Prof. Zafar Iqbal occupies the status of an idol to many of our compatriots, including myself, who could not emulate his bold and unprecedented patriotic step of leaving his prestigious job in USA, by opting for his motherland for whose creation his father had met martyrdom. He is equally, if not more respected, for his staunch pro-liberation stance as, among other things, he travelled around the country to teach young children the true history of our great war of liberation. What perhaps came as a bigger blow to Zafar Iqbal was that the attackers were shouting "Joy Bangla" when they pounced on the teachers."With this 'Joy Bangla' slogan, the Liberation War was fought. I never saw such a humiliation of the slogan in my entire life," said the professor.
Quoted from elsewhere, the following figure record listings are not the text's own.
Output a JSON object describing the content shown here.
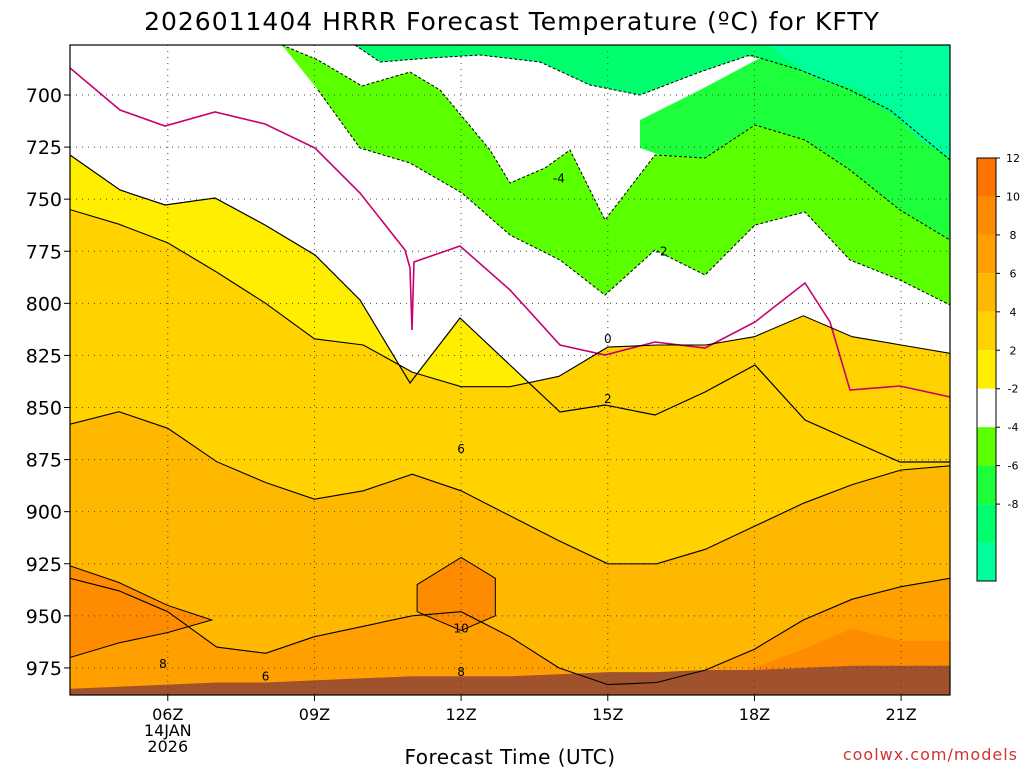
{
  "chart_data": {
    "type": "heatmap",
    "title": "2026011404 HRRR Forecast Temperature (ºC) for KFTY",
    "xlabel": "Forecast Time (UTC)",
    "ylabel": "",
    "x_ticks": [
      {
        "hour": 6,
        "label": "06Z",
        "date_line1": "14JAN",
        "date_line2": "2026"
      },
      {
        "hour": 9,
        "label": "09Z"
      },
      {
        "hour": 12,
        "label": "12Z"
      },
      {
        "hour": 15,
        "label": "15Z"
      },
      {
        "hour": 18,
        "label": "18Z"
      },
      {
        "hour": 21,
        "label": "21Z"
      }
    ],
    "x_range_hours": [
      4,
      22
    ],
    "y_scale": "pressure (hPa), decreasing upward",
    "y_ticks": [
      700,
      725,
      750,
      775,
      800,
      825,
      850,
      875,
      900,
      925,
      950,
      975
    ],
    "y_range_hPa": [
      676,
      988
    ],
    "grid": true,
    "colorbar": {
      "ticks": [
        12,
        10,
        8,
        6,
        4,
        2,
        -2,
        -4,
        -6,
        -8
      ],
      "bands": [
        {
          "from": 12,
          "to": 14,
          "color": "#ff7400"
        },
        {
          "from": 10,
          "to": 12,
          "color": "#ff8c00"
        },
        {
          "from": 8,
          "to": 10,
          "color": "#ffa000"
        },
        {
          "from": 6,
          "to": 8,
          "color": "#ffb800"
        },
        {
          "from": 4,
          "to": 6,
          "color": "#ffd200"
        },
        {
          "from": 2,
          "to": 4,
          "color": "#ffee00"
        },
        {
          "from": -2,
          "to": 2,
          "color": "#ffffff"
        },
        {
          "from": -4,
          "to": -2,
          "color": "#5aff00"
        },
        {
          "from": -6,
          "to": -4,
          "color": "#1eff3c"
        },
        {
          "from": -8,
          "to": -6,
          "color": "#00ff6e"
        },
        {
          "from": -10,
          "to": -8,
          "color": "#00ff9a"
        }
      ]
    },
    "contour_labels": [
      {
        "value": "-4",
        "hour": 14.0,
        "hPa": 740
      },
      {
        "value": "-2",
        "hour": 16.1,
        "hPa": 775
      },
      {
        "value": "0",
        "hour": 15.0,
        "hPa": 817
      },
      {
        "value": "2",
        "hour": 15.0,
        "hPa": 846
      },
      {
        "value": "6",
        "hour": 12.0,
        "hPa": 870
      },
      {
        "value": "8",
        "hour": 5.9,
        "hPa": 973
      },
      {
        "value": "6",
        "hour": 8.0,
        "hPa": 979
      },
      {
        "value": "10",
        "hour": 12.0,
        "hPa": 956
      },
      {
        "value": "8",
        "hour": 12.0,
        "hPa": 977
      }
    ],
    "series": [
      {
        "value": 6,
        "points": [
          [
            4,
            755
          ],
          [
            5,
            762
          ],
          [
            6,
            771
          ],
          [
            7,
            785
          ],
          [
            8,
            800
          ],
          [
            9,
            817
          ],
          [
            10,
            820
          ],
          [
            11,
            833
          ],
          [
            12,
            840
          ],
          [
            13,
            840
          ],
          [
            14,
            835
          ],
          [
            15,
            821
          ],
          [
            16,
            820
          ],
          [
            17,
            820
          ],
          [
            18,
            816
          ],
          [
            19,
            806
          ],
          [
            20,
            816
          ],
          [
            21,
            820
          ],
          [
            22,
            824
          ]
        ]
      },
      {
        "value": 8,
        "points": [
          [
            4,
            858
          ],
          [
            5,
            852
          ],
          [
            6,
            860
          ],
          [
            7,
            876
          ],
          [
            8,
            886
          ],
          [
            9,
            894
          ],
          [
            10,
            890
          ],
          [
            11,
            882
          ],
          [
            12,
            890
          ],
          [
            13,
            902
          ],
          [
            14,
            914
          ],
          [
            15,
            925
          ],
          [
            16,
            925
          ],
          [
            17,
            918
          ],
          [
            18,
            907
          ],
          [
            19,
            896
          ],
          [
            20,
            887
          ],
          [
            21,
            880
          ],
          [
            22,
            878
          ]
        ]
      },
      {
        "value": 10,
        "points": [
          [
            4,
            932
          ],
          [
            5,
            938
          ],
          [
            6,
            948
          ],
          [
            7,
            965
          ],
          [
            8,
            968
          ],
          [
            9,
            960
          ],
          [
            10,
            955
          ],
          [
            11,
            950
          ],
          [
            12,
            948
          ],
          [
            13,
            960
          ],
          [
            14,
            975
          ],
          [
            15,
            983
          ],
          [
            16,
            982
          ],
          [
            17,
            976
          ],
          [
            18,
            966
          ],
          [
            19,
            952
          ],
          [
            20,
            942
          ],
          [
            21,
            936
          ],
          [
            22,
            932
          ]
        ]
      }
    ],
    "surface_hPa": [
      985,
      984,
      983,
      982,
      982,
      981,
      980,
      979,
      979,
      979,
      978,
      977,
      977,
      976,
      976,
      975,
      974,
      974,
      974
    ]
  },
  "watermark": "coolwx.com/models"
}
To make an observation, one does not have to delve deeper into the issues that triggered the movement by the teachers demanding for removal of the VC of SUST. As part of the agitation, the teachers were to stage a pre-scheduled sit-in at the administrative building from 9:00am on the day of the unfortunate occurrence, to stop the VC from entering his office. Amidst allegations and counter allegations by both the VC and the agitating teachers, hindsight demands that if the VC had felt threatened, he had the authority under his executive power to ask for the protection of law enforcing agencies to give him safe passage to his place of work. It was no business for any student group, no matter which party they belonged to, to get involved in the altercations. According to agitating teachers, several of their colleagues, including Prof Yasmeen Haque, wife and constant ideological comrade of Zafar Iqbal, were assaulted by some student activists. Prof Yasmeen blamed the BCL men for the attack. "Chhatra League men carried out the physical assault on the teachers. It never happened on this campus in the last 25 years. What is the source of so much audacity? It is the VC," she has said. The eye-witness accounts, as reported by media and seen in video footage, corroborate the testimony of Prof. Yasmin Haque.
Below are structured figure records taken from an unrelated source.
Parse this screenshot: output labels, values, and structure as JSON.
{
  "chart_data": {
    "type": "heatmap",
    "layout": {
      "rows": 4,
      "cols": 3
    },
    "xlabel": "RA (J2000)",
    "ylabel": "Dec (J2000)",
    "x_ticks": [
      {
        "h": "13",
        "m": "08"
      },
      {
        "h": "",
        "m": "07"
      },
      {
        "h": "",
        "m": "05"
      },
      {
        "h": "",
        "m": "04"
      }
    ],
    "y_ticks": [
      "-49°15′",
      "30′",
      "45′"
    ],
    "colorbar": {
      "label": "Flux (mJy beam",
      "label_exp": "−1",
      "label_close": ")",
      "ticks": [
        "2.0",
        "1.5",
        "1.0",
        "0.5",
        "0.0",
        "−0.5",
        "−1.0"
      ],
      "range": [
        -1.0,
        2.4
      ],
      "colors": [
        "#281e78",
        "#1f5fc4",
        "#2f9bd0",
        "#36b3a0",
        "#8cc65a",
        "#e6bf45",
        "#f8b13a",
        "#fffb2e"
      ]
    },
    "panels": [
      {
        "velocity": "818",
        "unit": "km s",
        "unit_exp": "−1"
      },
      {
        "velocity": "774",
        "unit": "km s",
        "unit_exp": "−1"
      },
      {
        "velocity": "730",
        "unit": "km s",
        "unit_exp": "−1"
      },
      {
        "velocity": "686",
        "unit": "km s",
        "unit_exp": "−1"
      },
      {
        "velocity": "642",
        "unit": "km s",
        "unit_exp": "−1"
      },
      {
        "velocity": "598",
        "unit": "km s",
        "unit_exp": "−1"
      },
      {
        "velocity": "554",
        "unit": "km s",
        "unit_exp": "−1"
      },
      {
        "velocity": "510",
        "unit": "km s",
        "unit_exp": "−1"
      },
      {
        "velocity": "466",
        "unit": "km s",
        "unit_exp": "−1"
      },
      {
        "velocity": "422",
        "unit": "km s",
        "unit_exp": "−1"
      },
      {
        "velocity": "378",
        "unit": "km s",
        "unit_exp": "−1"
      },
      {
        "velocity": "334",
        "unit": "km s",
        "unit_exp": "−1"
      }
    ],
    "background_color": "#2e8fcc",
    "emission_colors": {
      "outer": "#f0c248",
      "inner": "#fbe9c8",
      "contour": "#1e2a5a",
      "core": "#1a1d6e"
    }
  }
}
"I am suffering from an excruciating pain. How could my university students display such behaviour with the teachers!" uttered Zafar Iqbal in frustration.  
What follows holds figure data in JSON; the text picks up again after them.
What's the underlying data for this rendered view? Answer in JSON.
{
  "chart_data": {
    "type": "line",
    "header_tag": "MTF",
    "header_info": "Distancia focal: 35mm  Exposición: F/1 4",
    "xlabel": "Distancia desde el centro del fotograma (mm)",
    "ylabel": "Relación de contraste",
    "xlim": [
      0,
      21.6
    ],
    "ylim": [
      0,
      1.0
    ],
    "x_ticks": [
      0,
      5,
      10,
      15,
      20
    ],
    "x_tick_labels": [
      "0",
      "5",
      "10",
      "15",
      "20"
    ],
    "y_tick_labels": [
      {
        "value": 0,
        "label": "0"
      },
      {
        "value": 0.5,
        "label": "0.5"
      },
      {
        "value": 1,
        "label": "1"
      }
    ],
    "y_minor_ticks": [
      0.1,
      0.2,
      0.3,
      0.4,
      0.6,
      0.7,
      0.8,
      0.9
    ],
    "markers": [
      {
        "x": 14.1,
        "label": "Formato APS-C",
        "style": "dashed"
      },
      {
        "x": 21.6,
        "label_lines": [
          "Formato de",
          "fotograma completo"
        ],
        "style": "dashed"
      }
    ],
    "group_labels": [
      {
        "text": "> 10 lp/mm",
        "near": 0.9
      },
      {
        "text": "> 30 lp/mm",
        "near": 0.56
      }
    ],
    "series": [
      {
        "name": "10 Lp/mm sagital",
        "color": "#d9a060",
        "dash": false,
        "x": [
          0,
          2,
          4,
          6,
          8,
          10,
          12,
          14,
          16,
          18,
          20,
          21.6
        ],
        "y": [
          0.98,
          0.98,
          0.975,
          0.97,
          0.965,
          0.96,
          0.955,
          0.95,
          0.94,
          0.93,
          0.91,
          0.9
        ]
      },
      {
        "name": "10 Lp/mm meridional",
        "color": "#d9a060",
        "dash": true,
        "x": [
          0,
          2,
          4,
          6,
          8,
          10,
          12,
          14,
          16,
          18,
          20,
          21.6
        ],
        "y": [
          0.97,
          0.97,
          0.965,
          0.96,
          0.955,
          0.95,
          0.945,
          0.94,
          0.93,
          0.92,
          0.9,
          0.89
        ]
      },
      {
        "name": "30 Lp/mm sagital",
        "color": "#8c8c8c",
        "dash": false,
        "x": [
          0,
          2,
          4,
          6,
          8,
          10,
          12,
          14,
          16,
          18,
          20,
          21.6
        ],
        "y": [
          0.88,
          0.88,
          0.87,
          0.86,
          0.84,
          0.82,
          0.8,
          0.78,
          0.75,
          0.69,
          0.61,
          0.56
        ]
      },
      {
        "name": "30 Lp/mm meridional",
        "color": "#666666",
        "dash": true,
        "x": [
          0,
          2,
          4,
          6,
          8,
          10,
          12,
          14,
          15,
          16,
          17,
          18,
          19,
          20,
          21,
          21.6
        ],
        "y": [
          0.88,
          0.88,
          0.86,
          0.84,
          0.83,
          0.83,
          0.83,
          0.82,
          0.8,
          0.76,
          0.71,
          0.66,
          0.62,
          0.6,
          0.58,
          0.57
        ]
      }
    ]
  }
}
I myself have been a teacher for the last 43 years, though the bulk of it was in institutions of foreign countries, starting with the United States. Wherever I taught, I boastfully portrayed the superiority of our culture of guru bhokti (esteem for guru) to my students and fellow professors. In line with our age-old tradition, year after year my students from the subcontinent have touched my feet in respect, especially during convocation ceremonies, radiating the greatness of our culture of guru bhokti to the rest of the world. The current assault by some so-called students of Shah Jalal University on their professors was not an attack on individuals; rather, it was an assault on our world-admired guru bhokti. The time has come for all the students, irrespective of their political beliefs or affiliations, to protest this deplorable incident in a single, united voice. In front of numerous TV cameras, the alleged criminals shouted, 'Joy Bangla', probably to forewarn law enforcing agencies that they are immune from the 'long hand of the law'. It is indeed a big challenge for the administration and especially for the prime minister, to ensure that the death-defying slogan 'Joy Bangla' of our liberation war is never used as a shield by wrong-doers to justify their crimes.

The writer is the Convenor of the Canadian Committee for Human Rights and Democracy in Bangladesh.